Which corpus compresses best? Why?

E22.2 Tokenization Blindness Demo

Test multiple tokenizers on character-level tasks:

# Task: Count occurrences of 'r' in these words
words = ["strawberry", "mirror", "raspberry", "error", "corridor"]

for word in words:
    tokens_gpt4 = enc.encode(word)
    pieces = [enc.decode([t]) for t in tokens_gpt4]
    actual_count = word.count('r')
    print(f"'{word}': actual r-count={actual_count}, "
          f"tokens={pieces}, n_tokens={len(tokens_gpt4)}")
    # Can the model count 'r's if it sees these pieces?
    # Does any piece split an 'r' from its context?

E22.3 Vocabulary Efficiency Across Languages

Compare token count for the same meaning in different languages:

sentences = {
    "English": "Artificial intelligence will transform the world.",
    "Japanese": "人工知能は世界を変革するでしょう。",
    "Chinese": "人工智能将改变世界。",
    "Russian": "Искусственный интеллект изменит мир.",
    "Arabic": "سيغير الذكاء الاصطناعي العالم.",
}

for lang, text in sentences.items():
    tokens = enc.encode(text)
    chars = len(text)
    ratio = len(tokens) / len(text.split()) if ' ' in text else len(tokens)
    print(f"{lang:10s}: {len(tokens):3d} tokens, {chars:3d} chars, "
          f"tokens/char={len(tokens)/chars:.2f}")

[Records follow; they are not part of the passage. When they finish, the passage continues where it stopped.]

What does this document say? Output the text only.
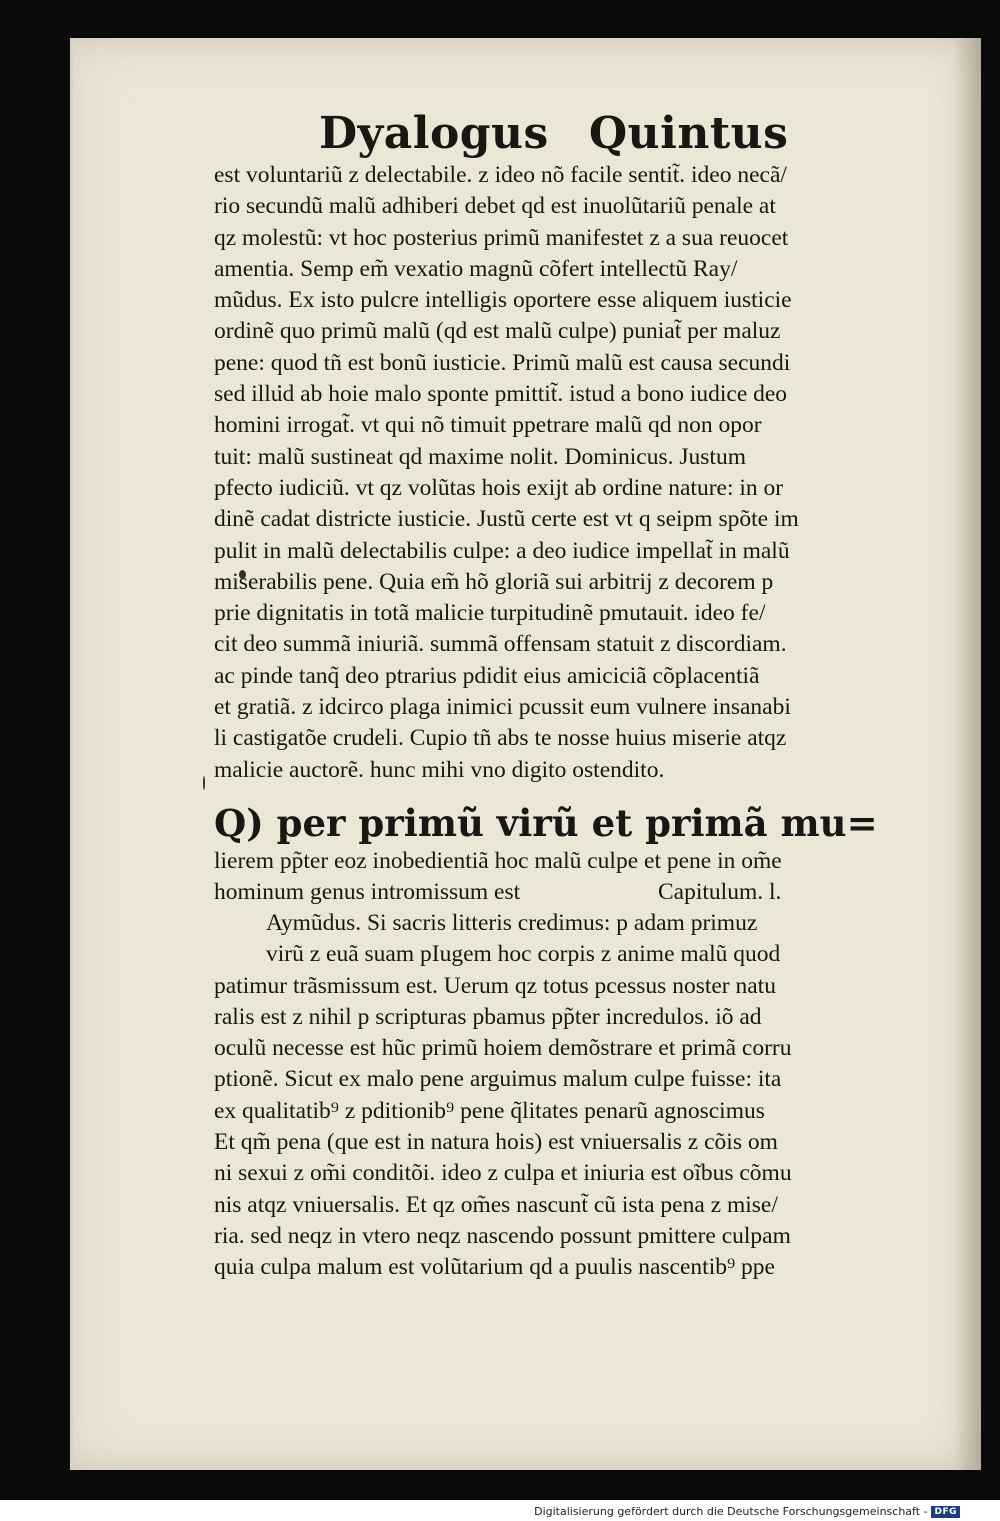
Dyalogus Quintus
est voluntariũ z delectabile. z ideo nõ facile sentit̃. ideo necã/
rio secundũ malũ adhiberi debet qd est inuolũtariũ penale at
qz molestũ: vt hoc posterius primũ manifestet z a sua reuocet
amentia. Semp em̃ vexatio magnũ cõfert intellectũ Ray/
mũdus. Ex isto pulcre intelligis oportere esse aliquem iusticie
ordinẽ quo primũ malũ (qd est malũ culpe) puniat̃ per maluz
pene: quod tñ est bonũ iusticie. Primũ malũ est causa secundi
sed illud ab hoie malo sponte pmittit̃. istud a bono iudice deo
homini irrogat̃. vt qui nõ timuit ppetrare malũ qd non opor
tuit: malũ sustineat qd maxime nolit. Dominicus. Justum
pfecto iudiciũ. vt qz volũtas hois exijt ab ordine nature: in or
dinẽ cadat districte iusticie. Justũ certe est vt q seipm spõte im
pulit in malũ delectabilis culpe: a deo iudice impellat̃ in malũ
miserabilis pene. Quia em̃ hõ gloriã sui arbitrij z decorem p
prie dignitatis in totã malicie turpitudinẽ pmutauit. ideo fe/
cit deo summã iniuriã. summã offensam statuit z discordiam.
ac pinde tanq̃ deo ptrarius pdidit eius amiciciã cõplacentiã
et gratiã. z idcirco plaga inimici pcussit eum vulnere insanabi
li castigatõe crudeli. Cupio tñ abs te nosse huius miserie atqz
malicie auctorẽ. hunc mihi vno digito ostendito.
Q) per primũ virũ et primã mu=
lierem pp̃ter eoz inobedientiã hoc malũ culpe et pene in om̃e
hominum genus intromissum est	Capitulum. l.
Aymũdus. Si sacris litteris credimus: p adam primuz
virũ z euã suam pIugem hoc corpis z anime malũ quod
patimur trãsmissum est. Uerum qz totus pcessus noster natu
ralis est z nihil p scripturas pbamus pp̃ter incredulos. iõ ad
oculũ necesse est hũc primũ hoiem demõstrare et primã corru
ptionẽ. Sicut ex malo pene arguimus malum culpe fuisse: ita
ex qualitatib⁹ z pditionib⁹ pene q̃litates penarũ agnoscimus
Et qm̃ pena (que est in natura hois) est vniuersalis z cõis om
ni sexui z om̃i conditõi. ideo z culpa et iniuria est oĩbus cõmu
nis atqz vniuersalis. Et qz om̃es nascunt̃ cũ ista pena z mise/
ria. sed neqz in vtero neqz nascendo possunt pmittere culpam
quia culpa malum est volũtarium qd a puulis nascentib⁹ ppe
Digitalisierung gefördert durch die Deutsche Forschungsgemeinschaft - DFG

Why is this ratio so different across languages? What are the implications for multilingual LLMs?

Key Takeaways

BPE is a compression algorithm — it learns the most efficient subword vocabulary for a given corpus
Tokenization determines what the model "sees" — it can never reason below the token level
"Strawberry" problem: Tokenization blindness means LLMs struggle with character-level tasks, arithmetic, and spelling
Byte-level BPE (tiktoken) handles any input text but creates efficiency imbalances across languages
Vocabulary size is a trade-off: larger vocab → shorter sequences (faster) but more embedding parameters and harder to learn rare tokens
This preprocessing step profoundly affects model behavior — it's not just an implementation detail

Connection to the Thread

Tokenization is the invisible foundation under everything you've built. Every attention matrix, every embedding, every generation step operates on tokens — not characters or words. Understanding tokenization explains many "surprising" LLM failures (arithmetic, spelling, multilingual inconsistency). Tomorrow, you'll build GPT from scratch with nanoGPT, and you'll see tokenization in action as the first step of the entire pipeline.